Schneider: Was I ever intimidated by Geoffrey? (Rush walks over upon hearing his name and Schneider grabs him to sit back down) Geoffrey come sit down and watch me? What was your question again?
TMS: Were you ever intimated acting opposite him?
Schneider: Well, I’d seen Quills, and I thought to myself, this guy has some balls on him. But, Sam Neill is in the movie too, and anytime I’m the lone American in a movie, which has happened a lot of times for me actually, I just don’t want to be the American weak link.
Rush: You don’t want to be THAT GUY!
Schneider: You never want to be THAT GUY. And you don’t want to that guy who’s never trained in the theater. When I did Bright Star, Ben Whishaw had just done Hamlet as a drug addict. And thought, what the fuck am I doing in this movie?
Rush: He’s British. He’s acting royalty.
Schneider: Exactly. I was thinking those things. But maybe it’s just been my luck.
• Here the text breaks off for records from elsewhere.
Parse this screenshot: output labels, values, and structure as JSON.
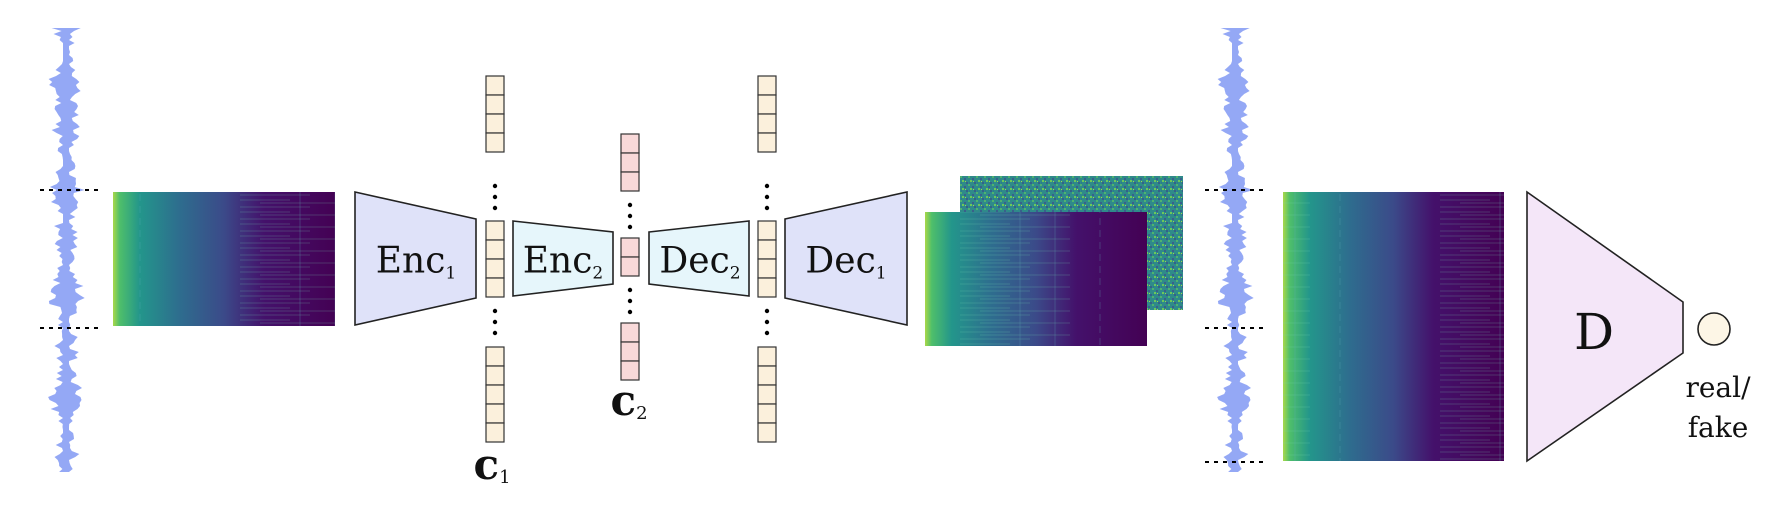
{
  "blocks": {
    "enc1": {
      "base": "Enc",
      "sub": "1"
    },
    "enc2": {
      "base": "Enc",
      "sub": "2"
    },
    "dec2": {
      "base": "Dec",
      "sub": "2"
    },
    "dec1": {
      "base": "Dec",
      "sub": "1"
    },
    "disc": {
      "base": "D"
    }
  },
  "codes": {
    "c1": {
      "base": "c",
      "sub": "1"
    },
    "c2": {
      "base": "c",
      "sub": "2"
    }
  },
  "output": {
    "line1": "real/",
    "line2": "fake"
  },
  "colors": {
    "waveform": "#94a8f5",
    "encoder_fill": "#dfe2f9",
    "inner_fill": "#e6f6fb",
    "disc_fill": "#f4e6f8",
    "code_c1_fill": "#fbf0dc",
    "code_c2_fill": "#f8d9d9",
    "output_node_fill": "#fdf6e6"
  }
}
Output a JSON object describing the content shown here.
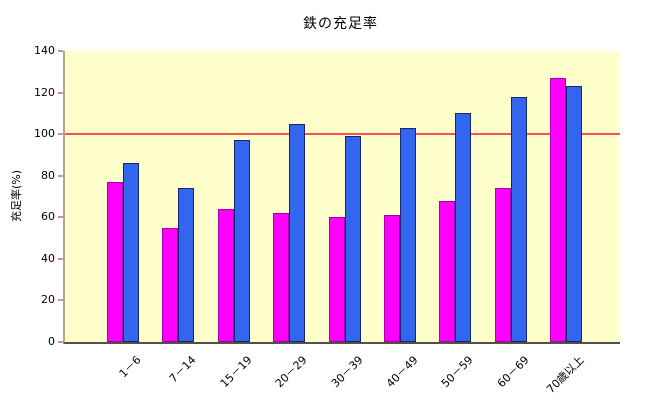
{
  "chart_data": {
    "type": "bar",
    "title": "鉄の充足率",
    "xlabel": "",
    "ylabel": "充足率(%)",
    "ylim": [
      0,
      140
    ],
    "yticks": [
      0,
      20,
      40,
      60,
      80,
      100,
      120,
      140
    ],
    "grid": false,
    "legend": "none",
    "plot_bg": "#FFFFCC",
    "categories": [
      "1－6",
      "7－14",
      "15－19",
      "20－29",
      "30－39",
      "40－49",
      "50－59",
      "60－69",
      "70歳以上"
    ],
    "series": [
      {
        "name": "series-magenta",
        "color": "#FF00FF",
        "border_color": "#A800A8",
        "values": [
          77,
          55,
          64,
          62,
          60,
          61,
          68,
          74,
          127
        ]
      },
      {
        "name": "series-blue",
        "color": "#3366EE",
        "border_color": "#14266E",
        "values": [
          86,
          74,
          97,
          105,
          99,
          103,
          110,
          118,
          123
        ]
      }
    ],
    "reference_line": {
      "value": 100,
      "color": "#FF5050"
    }
  }
}
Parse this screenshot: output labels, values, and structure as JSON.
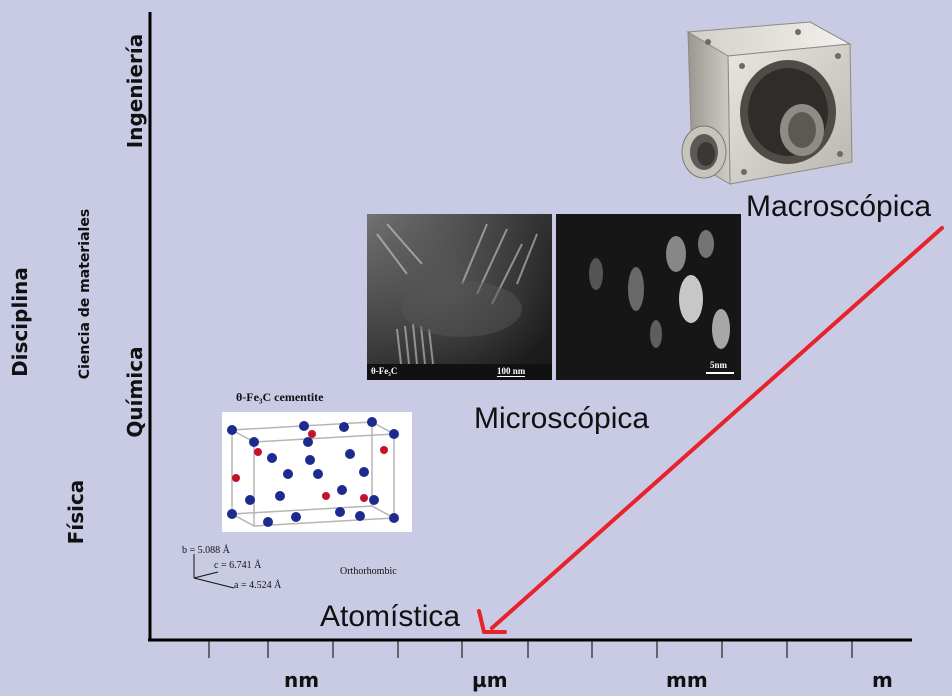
{
  "axes": {
    "y_title": "Disciplina",
    "y_levels": [
      "Ingeniería",
      "Ciencia de materiales",
      "Química",
      "Física"
    ],
    "x_units": [
      "nm",
      "µm",
      "mm",
      "m"
    ]
  },
  "scale_labels": {
    "macro": "Macroscópica",
    "micro": "Microscópica",
    "atomic": "Atomística"
  },
  "crystal": {
    "title": "θ-Fe₃C cementite",
    "lattice_b": "b = 5.088 Å",
    "lattice_c": "c = 6.741 Å",
    "lattice_a": "a = 4.524 Å",
    "system": "Orthorhombic"
  },
  "micrograph": {
    "left_label": "θ-Fe₃C",
    "scale_left": "100 nm",
    "scale_right": "5nm"
  },
  "colors": {
    "background": "#c9cbe4",
    "arrow": "#e8222a",
    "atom_blue": "#1d2a8f",
    "atom_red": "#c4122a"
  }
}
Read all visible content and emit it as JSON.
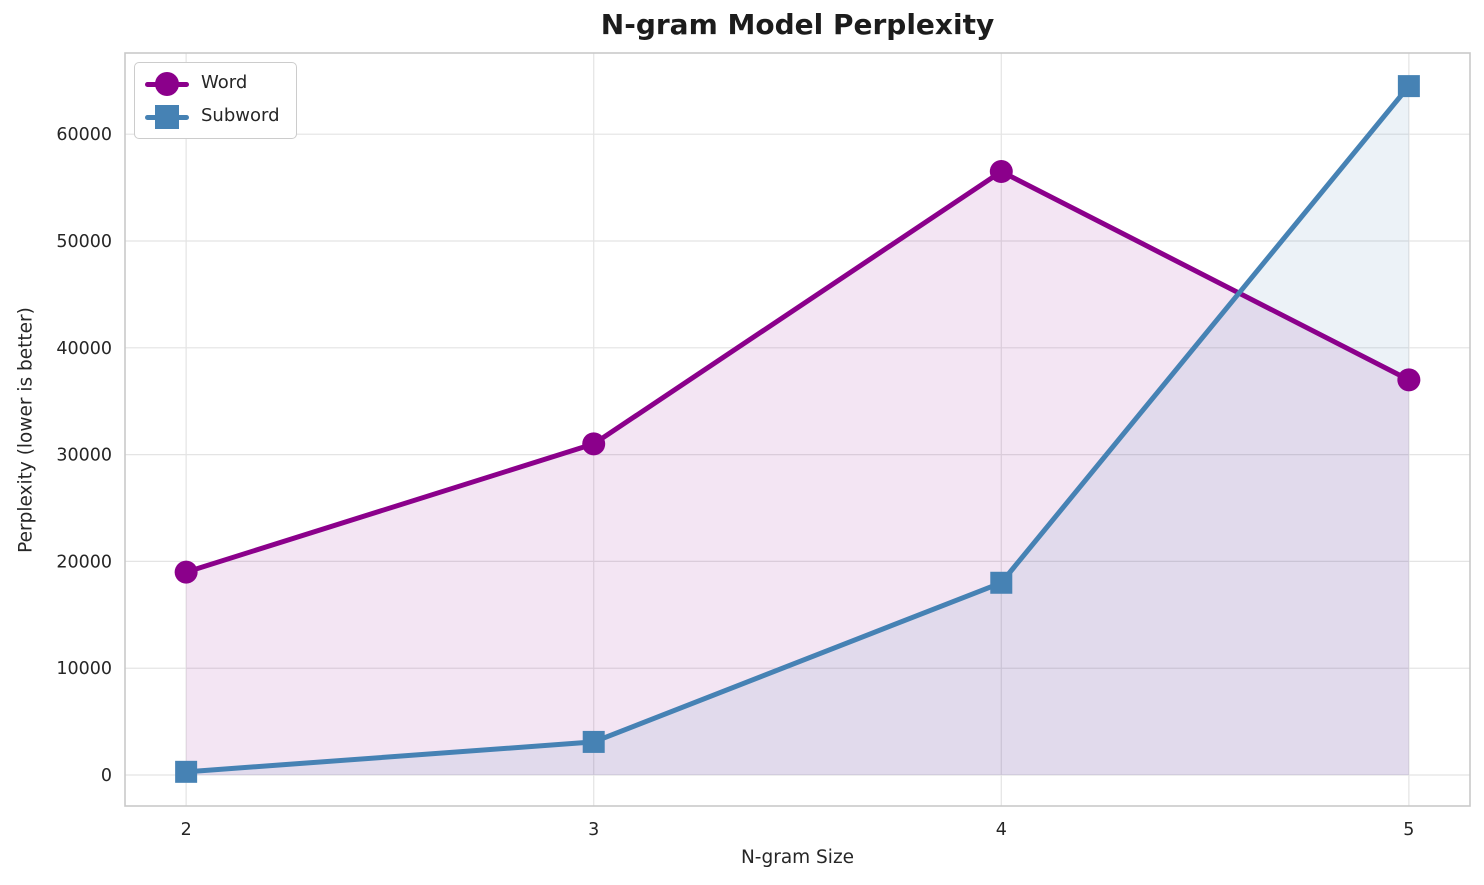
{
  "figure": {
    "title": "N-gram Model Perplexity",
    "xlabel": "N-gram Size",
    "ylabel": "Perplexity (lower is better)"
  },
  "chart_data": {
    "type": "line",
    "title": "N-gram Model Perplexity",
    "xlabel": "N-gram Size",
    "ylabel": "Perplexity (lower is better)",
    "x": [
      2,
      3,
      4,
      5
    ],
    "series": [
      {
        "name": "Word",
        "marker": "circle",
        "color": "#8B008B",
        "fill_alpha": 0.1,
        "values": [
          19000,
          31000,
          56500,
          37000
        ]
      },
      {
        "name": "Subword",
        "marker": "square",
        "color": "#4682B4",
        "fill_alpha": 0.1,
        "values": [
          300,
          3100,
          18000,
          64500
        ]
      }
    ],
    "xticks": [
      "2",
      "3",
      "4",
      "5"
    ],
    "yticks": [
      "0",
      "10000",
      "20000",
      "30000",
      "40000",
      "50000",
      "60000"
    ],
    "ytick_values": [
      0,
      10000,
      20000,
      30000,
      40000,
      50000,
      60000
    ],
    "xtick_values": [
      2,
      3,
      4,
      5
    ],
    "xlim": [
      1.85,
      5.15
    ],
    "ylim": [
      -2900,
      67600
    ],
    "grid": true,
    "legend_position": "upper left",
    "fill_baseline": 0,
    "grid_color": "#e4e4e4",
    "spine_color": "#c9c9c9",
    "text_color": "#262626"
  }
}
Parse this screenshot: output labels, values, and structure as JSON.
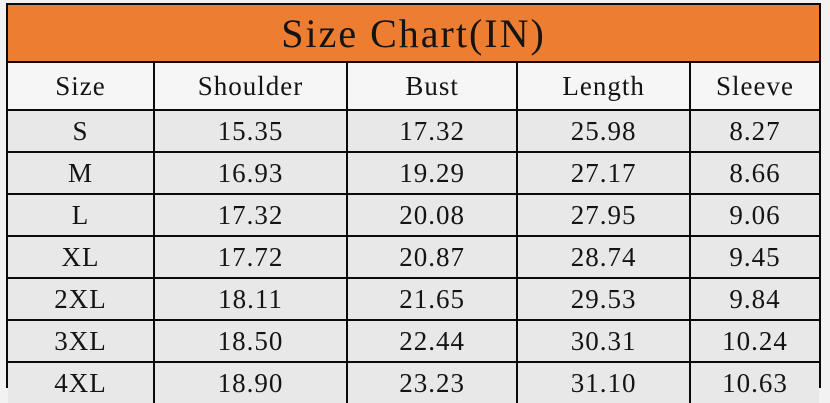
{
  "title": "Size Chart(IN)",
  "colors": {
    "title_bg": "#ed7d31",
    "border": "#0a0a0a",
    "cell_bg": "#e8e8e8",
    "header_bg": "#f6f6f6",
    "text": "#141414"
  },
  "chart_data": {
    "type": "table",
    "title": "Size Chart(IN)",
    "columns": [
      "Size",
      "Shoulder",
      "Bust",
      "Length",
      "Sleeve"
    ],
    "rows": [
      [
        "S",
        "15.35",
        "17.32",
        "25.98",
        "8.27"
      ],
      [
        "M",
        "16.93",
        "19.29",
        "27.17",
        "8.66"
      ],
      [
        "L",
        "17.32",
        "20.08",
        "27.95",
        "9.06"
      ],
      [
        "XL",
        "17.72",
        "20.87",
        "28.74",
        "9.45"
      ],
      [
        "2XL",
        "18.11",
        "21.65",
        "29.53",
        "9.84"
      ],
      [
        "3XL",
        "18.50",
        "22.44",
        "30.31",
        "10.24"
      ],
      [
        "4XL",
        "18.90",
        "23.23",
        "31.10",
        "10.63"
      ]
    ]
  }
}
But those people also tend to be nice people, and part of what makes them good actors is the fact that they are good listeners. And thusly, they have high emotional intelligence, and because of that, they are able to incorporate new people into their group and share ideas, and because of that, I can kind of join the troupe, even if I am the odd man out.
Rush: Darling, you must WRITE! (Paul putting his head on Rush’s shoulder)
Schneider: I try so hard. But it’s just fart jokes which pore out of me.
Rush: You almost went into Rupert from Dirty Rotten Scoundel’s just then. Remember the character (does a pretty good Michael Caine impression) You’ve been banging on pots again haven’t you Rupert?
TMS: Have you done theater?
Schneider: No, never.
TMS: Would you like to?
Schneider: It scares the shit out of me, and because of that, I have a perverse attraction to it. So I think I will do it someday, because it’s a box I just have to tix. But I’ll do something like Regional Florida Theater.
Rush: It will be dinner theater.
TMS: You’ve done a lot of theater, so you can give him some pointers.
Schneider: He’s done SOME theater. He’s not fucking John Gielgud, he’s Geoffrey Rush for God’s sack.
TMS: Was it any different being directed by a theater director who hadn’t made a movie before?
Schneider: No, not at all.
Rush: Pardon the expression, but he was like a duck to water. Did you feel that?
Schneider: Yes, but also part of the reason he was able t be a duck to water was because Jan assembled an extremely qualified crew.
Rush: Oh yes.
Schneider: They were men and women who had done movies like The Lord of the Rings and Thin Red Line and Pirates of the Caribbean and Star Wars. So these people were way overqualified to be a doing a small, fast, indie movie. So had those people not been there, it might not have been so easy for him.
Rush: But he’s also an enthusiastic presence. He would give really accurate feedback, but would also be so excited about what he was seeing in front of the camera. And he makes discoveries that would go unseen for others. For example, I love the fact that Paul’s character laughs at some very inappropriate moments in the film. I found it unnerving. So he would often go for opposite reactions. It helps you to avoid the clichés.